Dave’s Column June 2019
Oh, the stories I could tell…. if I were striving for sensationalism like most media reports I’ve seen thus far in 2019. The market can really be summed up simply: it’s more balanced than it’s been for some time. Buyers have more leverage, but sellers still have a good opportunity to sell in a very reasonable timeline, for a good price.
Here are some statistics to back that up:
Metro-wide inventory is up almost 25 percent, sales are up about 2 percent. The shortage of inventory has lessened considerably. We are now at about a 67-day inventory at the hottest point of the year. A 90-day supply is generally considered ground zero for a balanced market.
My predictions for the rest of the year:
This summer is going to be an opportunity market for buyers. Generally, the market slows in the summer giving buyers more leverage. That leverage should be higher this year than last.
If interest rates drop much more, the days’ supply of inventory drops to about 55 days. I think a reduction in interest rates will accelerate buyer activity and there won’t be a big uptick in homes for sale to completely compensate.
If rates don’t drop, the market will continue to stabilize and move slightly more in favor of buyers.
The entry level market has passed its peak in terms of rate of annual appreciation, and in some areas, its peak in value. The average rent for a two-bedroom apartment is still about equivalent to, or slightly above, the mortgage payment on a townhome or condominium priced at $250,000 including HOA dues.
The pushback that’s causing prices to stabilize is what $250,000 typically buys. Buyers will tolerate some sacrifice in location, size and condition but we’re starting to see little that justifies spending $1,700+ per month.
Here are a couple of things that do concern me:
- The reporting method of companies that are buying direct from sellers
If you track public records these sales appear to be reported at a gross sales price versus the net they actually pay the seller. For example (based on a real-life example) – the gross price was $500,000 but at closing the seller received around $460,000 ($500,000 minus the 7% fee they were charged and another amount for inspection items). The house then goes back on the market at $525,000 within two weeks of the closing and eventually resells for $490,000 or less. What you now have is a history in public records that indicates a significant depreciation in the value of real estate over a very short period. While these companies do not get a large portion of market share, eventually these records could create a false narrative of market decline. That could have very concerning effects for sellers by creating the impression of downward pressure on real estate values.

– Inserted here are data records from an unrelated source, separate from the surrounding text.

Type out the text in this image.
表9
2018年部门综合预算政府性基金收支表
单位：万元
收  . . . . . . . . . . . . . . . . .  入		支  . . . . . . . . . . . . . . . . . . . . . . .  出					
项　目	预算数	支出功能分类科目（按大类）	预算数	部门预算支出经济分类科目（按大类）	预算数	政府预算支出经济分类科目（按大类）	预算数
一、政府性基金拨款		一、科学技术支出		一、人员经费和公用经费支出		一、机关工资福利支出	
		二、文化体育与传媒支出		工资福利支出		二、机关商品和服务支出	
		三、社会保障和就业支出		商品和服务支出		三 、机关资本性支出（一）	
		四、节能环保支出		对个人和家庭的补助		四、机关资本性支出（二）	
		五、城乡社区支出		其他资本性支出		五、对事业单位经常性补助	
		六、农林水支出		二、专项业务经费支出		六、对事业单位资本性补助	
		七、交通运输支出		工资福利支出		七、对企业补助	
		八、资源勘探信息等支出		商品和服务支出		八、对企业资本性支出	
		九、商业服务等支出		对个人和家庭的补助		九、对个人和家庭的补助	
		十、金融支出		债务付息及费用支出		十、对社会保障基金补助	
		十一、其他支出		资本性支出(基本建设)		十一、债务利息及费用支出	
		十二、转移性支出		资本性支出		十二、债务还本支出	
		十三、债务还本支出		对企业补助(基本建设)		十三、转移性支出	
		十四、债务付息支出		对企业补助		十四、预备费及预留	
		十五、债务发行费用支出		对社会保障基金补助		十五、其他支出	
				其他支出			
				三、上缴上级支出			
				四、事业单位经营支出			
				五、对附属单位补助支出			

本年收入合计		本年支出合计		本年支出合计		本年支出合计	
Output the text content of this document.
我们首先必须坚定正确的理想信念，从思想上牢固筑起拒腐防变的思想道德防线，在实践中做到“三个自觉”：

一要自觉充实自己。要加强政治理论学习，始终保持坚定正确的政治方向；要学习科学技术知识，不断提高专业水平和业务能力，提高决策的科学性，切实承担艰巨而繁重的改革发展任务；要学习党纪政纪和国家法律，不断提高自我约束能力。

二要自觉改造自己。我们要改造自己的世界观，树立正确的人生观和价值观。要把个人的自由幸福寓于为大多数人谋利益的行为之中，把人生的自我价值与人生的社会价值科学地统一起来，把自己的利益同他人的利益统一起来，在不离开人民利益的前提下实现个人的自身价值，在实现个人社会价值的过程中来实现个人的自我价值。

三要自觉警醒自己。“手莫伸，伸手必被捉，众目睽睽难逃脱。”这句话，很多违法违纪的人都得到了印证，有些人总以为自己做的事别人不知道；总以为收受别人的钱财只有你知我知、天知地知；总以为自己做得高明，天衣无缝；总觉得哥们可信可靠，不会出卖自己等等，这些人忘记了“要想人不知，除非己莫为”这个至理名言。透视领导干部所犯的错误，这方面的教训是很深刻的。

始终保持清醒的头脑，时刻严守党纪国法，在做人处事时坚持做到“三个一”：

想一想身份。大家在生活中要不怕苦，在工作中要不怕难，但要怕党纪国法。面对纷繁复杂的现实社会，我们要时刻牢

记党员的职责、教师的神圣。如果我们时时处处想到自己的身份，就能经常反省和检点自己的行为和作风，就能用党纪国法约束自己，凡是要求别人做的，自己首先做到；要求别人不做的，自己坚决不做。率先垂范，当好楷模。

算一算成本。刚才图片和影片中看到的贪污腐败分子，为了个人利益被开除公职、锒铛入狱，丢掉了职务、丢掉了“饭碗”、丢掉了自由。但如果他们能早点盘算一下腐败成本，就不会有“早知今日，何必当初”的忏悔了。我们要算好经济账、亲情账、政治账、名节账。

- Over pricing leading to price reductions.
I have seen up to 30% of properties sold in a short period undergo price reductions prior to selling. This too can create a false narrative of homes values declining. Pricing a home properly is as important as ever. This is still an appreciating market however, it’s a fine line between pushing the envelope and over pricing. The results of over pricing almost always result in a lower final sales price.